Osmanlı’nın Gizli İmparatorları—ıı. Bölüm: Selanik’in Babası Moiz Allatini
OSMANLI’NIN GİZLİ İMPARATORLARI—II. BÖLÜM: SELANİK’İN BABASI MOİZ ALLATİNİ
Bugün Allatini ailesinden bahsedeceğim.
Tarihe meraklı okuyucularım Allatini adını gördükleri anda mutlaka ‘’ Yahu ben bu adı bir yerden hatırlıyorum.’’ Diyeceklerdir çünkü hiç de yabancı değildir bize. Her neyse.. Yazıyı okudukça nereden hatırladığınızı da göreceksiniz zaten.
Evet... Allatini Ailesi de Kamando ailesi gibi İspanyol zulmünden kaçarak önce İtalya’ya daha sonra İtalya’daki baskılardan da kaçarak Osmanlı Devletine sığınmış olan Yahudi ailelerinden biriydi ve bu aile de Kamando ve daha nice ensesi kalın Yahudi aile gibi kendilerini İtalyan olarak görüyor, İtalya ile bağlarını hiç kesmiyorlardı.
İlginçtir ki ileride Osmanlı Devleti’nin kaderinde oldukça önemli rol oynayan Jön Türkler ve İttihat ve Terakki Cemiyeti mensuplarının neredeyse tamamı, merkezi İtalya olan Risorto veya Carbonieri gibi Mason Cemiyetlerinin üyeleriydi.
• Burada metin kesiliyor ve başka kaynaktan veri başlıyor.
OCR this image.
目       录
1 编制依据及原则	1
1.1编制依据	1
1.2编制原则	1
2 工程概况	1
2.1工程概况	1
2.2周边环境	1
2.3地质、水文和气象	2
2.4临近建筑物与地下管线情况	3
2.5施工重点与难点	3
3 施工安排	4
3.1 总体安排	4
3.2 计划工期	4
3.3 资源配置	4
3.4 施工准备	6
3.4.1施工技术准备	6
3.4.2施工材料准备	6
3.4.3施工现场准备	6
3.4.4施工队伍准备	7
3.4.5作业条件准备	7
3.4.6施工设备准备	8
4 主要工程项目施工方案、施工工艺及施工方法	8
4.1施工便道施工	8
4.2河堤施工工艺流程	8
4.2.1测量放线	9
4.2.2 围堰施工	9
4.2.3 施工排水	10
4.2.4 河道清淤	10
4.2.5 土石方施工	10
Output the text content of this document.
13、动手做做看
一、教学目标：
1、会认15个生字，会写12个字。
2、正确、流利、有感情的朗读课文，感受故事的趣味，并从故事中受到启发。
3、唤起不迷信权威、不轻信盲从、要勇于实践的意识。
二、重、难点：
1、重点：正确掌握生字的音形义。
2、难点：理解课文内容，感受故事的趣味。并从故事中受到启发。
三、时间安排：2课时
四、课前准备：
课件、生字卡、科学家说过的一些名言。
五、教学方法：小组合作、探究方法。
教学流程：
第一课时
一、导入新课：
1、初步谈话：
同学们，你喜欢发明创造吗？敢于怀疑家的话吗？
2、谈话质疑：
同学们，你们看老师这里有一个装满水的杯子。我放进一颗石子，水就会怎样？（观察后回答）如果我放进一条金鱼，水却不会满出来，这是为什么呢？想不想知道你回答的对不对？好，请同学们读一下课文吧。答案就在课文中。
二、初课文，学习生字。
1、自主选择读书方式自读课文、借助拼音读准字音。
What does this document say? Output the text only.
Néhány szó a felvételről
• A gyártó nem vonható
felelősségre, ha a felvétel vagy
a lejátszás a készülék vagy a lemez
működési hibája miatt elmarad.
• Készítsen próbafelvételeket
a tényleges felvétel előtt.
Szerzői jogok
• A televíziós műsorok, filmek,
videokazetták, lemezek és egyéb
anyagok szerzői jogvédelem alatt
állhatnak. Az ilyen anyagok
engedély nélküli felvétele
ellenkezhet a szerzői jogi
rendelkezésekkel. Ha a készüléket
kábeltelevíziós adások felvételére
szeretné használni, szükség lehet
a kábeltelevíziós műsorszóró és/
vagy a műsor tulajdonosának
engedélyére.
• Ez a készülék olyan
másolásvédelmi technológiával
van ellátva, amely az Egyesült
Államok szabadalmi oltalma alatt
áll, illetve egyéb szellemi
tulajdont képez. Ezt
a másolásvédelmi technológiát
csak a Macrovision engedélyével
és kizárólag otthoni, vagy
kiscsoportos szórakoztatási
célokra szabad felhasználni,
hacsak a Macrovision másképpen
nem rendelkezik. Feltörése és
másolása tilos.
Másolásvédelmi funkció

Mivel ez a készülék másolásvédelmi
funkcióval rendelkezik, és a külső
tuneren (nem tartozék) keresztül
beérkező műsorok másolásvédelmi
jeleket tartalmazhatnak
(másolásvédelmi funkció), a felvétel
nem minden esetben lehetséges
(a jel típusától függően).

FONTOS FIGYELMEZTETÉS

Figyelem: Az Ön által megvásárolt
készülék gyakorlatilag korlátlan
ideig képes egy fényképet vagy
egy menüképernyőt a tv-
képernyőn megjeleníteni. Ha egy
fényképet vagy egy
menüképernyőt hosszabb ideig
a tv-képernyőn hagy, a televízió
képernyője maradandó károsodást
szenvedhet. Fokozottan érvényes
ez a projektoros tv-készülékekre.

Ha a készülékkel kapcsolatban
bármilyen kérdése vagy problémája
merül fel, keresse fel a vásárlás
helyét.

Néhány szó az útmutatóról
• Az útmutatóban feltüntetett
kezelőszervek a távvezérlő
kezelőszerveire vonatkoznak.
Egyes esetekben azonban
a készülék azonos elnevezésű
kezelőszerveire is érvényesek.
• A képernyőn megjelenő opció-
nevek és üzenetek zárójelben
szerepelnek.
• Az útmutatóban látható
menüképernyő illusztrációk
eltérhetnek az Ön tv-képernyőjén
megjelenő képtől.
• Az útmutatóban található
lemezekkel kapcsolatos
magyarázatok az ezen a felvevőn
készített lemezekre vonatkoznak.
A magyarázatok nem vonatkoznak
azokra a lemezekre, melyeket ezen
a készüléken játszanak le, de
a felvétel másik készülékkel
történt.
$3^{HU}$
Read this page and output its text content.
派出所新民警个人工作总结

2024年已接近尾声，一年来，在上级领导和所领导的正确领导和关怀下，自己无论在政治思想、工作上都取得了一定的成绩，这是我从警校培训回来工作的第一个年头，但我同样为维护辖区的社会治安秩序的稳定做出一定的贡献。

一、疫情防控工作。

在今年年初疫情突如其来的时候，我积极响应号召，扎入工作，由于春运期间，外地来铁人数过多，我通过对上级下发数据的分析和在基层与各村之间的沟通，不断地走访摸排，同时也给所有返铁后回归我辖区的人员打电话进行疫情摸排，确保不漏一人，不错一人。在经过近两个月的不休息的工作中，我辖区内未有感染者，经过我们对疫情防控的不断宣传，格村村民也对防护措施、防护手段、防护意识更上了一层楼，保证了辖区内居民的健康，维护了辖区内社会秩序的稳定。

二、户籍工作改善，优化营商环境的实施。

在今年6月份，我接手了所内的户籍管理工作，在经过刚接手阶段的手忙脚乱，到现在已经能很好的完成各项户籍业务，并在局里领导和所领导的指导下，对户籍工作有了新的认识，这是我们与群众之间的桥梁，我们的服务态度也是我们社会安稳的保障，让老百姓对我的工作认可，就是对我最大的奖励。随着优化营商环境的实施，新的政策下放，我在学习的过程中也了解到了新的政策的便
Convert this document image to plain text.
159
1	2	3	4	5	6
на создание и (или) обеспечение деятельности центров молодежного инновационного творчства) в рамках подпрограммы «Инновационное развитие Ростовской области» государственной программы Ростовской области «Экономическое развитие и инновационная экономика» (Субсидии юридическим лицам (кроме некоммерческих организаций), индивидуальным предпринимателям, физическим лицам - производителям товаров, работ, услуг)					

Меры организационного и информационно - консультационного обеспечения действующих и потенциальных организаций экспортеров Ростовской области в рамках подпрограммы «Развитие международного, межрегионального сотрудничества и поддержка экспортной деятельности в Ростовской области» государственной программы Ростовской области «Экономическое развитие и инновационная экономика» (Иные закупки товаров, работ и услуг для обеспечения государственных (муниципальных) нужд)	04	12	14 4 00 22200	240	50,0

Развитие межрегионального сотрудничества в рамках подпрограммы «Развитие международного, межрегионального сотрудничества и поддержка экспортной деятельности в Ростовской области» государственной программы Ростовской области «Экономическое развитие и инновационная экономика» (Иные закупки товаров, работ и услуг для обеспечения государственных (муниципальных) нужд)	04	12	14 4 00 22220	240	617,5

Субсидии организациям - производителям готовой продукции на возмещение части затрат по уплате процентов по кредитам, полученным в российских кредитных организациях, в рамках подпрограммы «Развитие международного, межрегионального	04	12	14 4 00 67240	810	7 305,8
Osmanlı topraklarında yaşadığı halde İtalya ile bağlarını kesmeyen Yahudi kodamanlarının İtalya’ya bu denli bağlı olmalarının altında yatan sebep de sanırım bu olmalıydı.
Allatini Ailesinin bilinen en eski ferdi 17. Yüzyılda İtalya’da hekimlik yanında ticaretle de uğraşan Moiz Allatini idi. Ancak Allatini ailesini Osmanlı topraklarına taşıyan kişi Moiz’in oğlu Lazare idi. O sebeple de Allatini İmparatorluğunun kurucusu Allatinileri 1796’da İtalya’dan Selanik’e taşıyan Lazare Allatini idi.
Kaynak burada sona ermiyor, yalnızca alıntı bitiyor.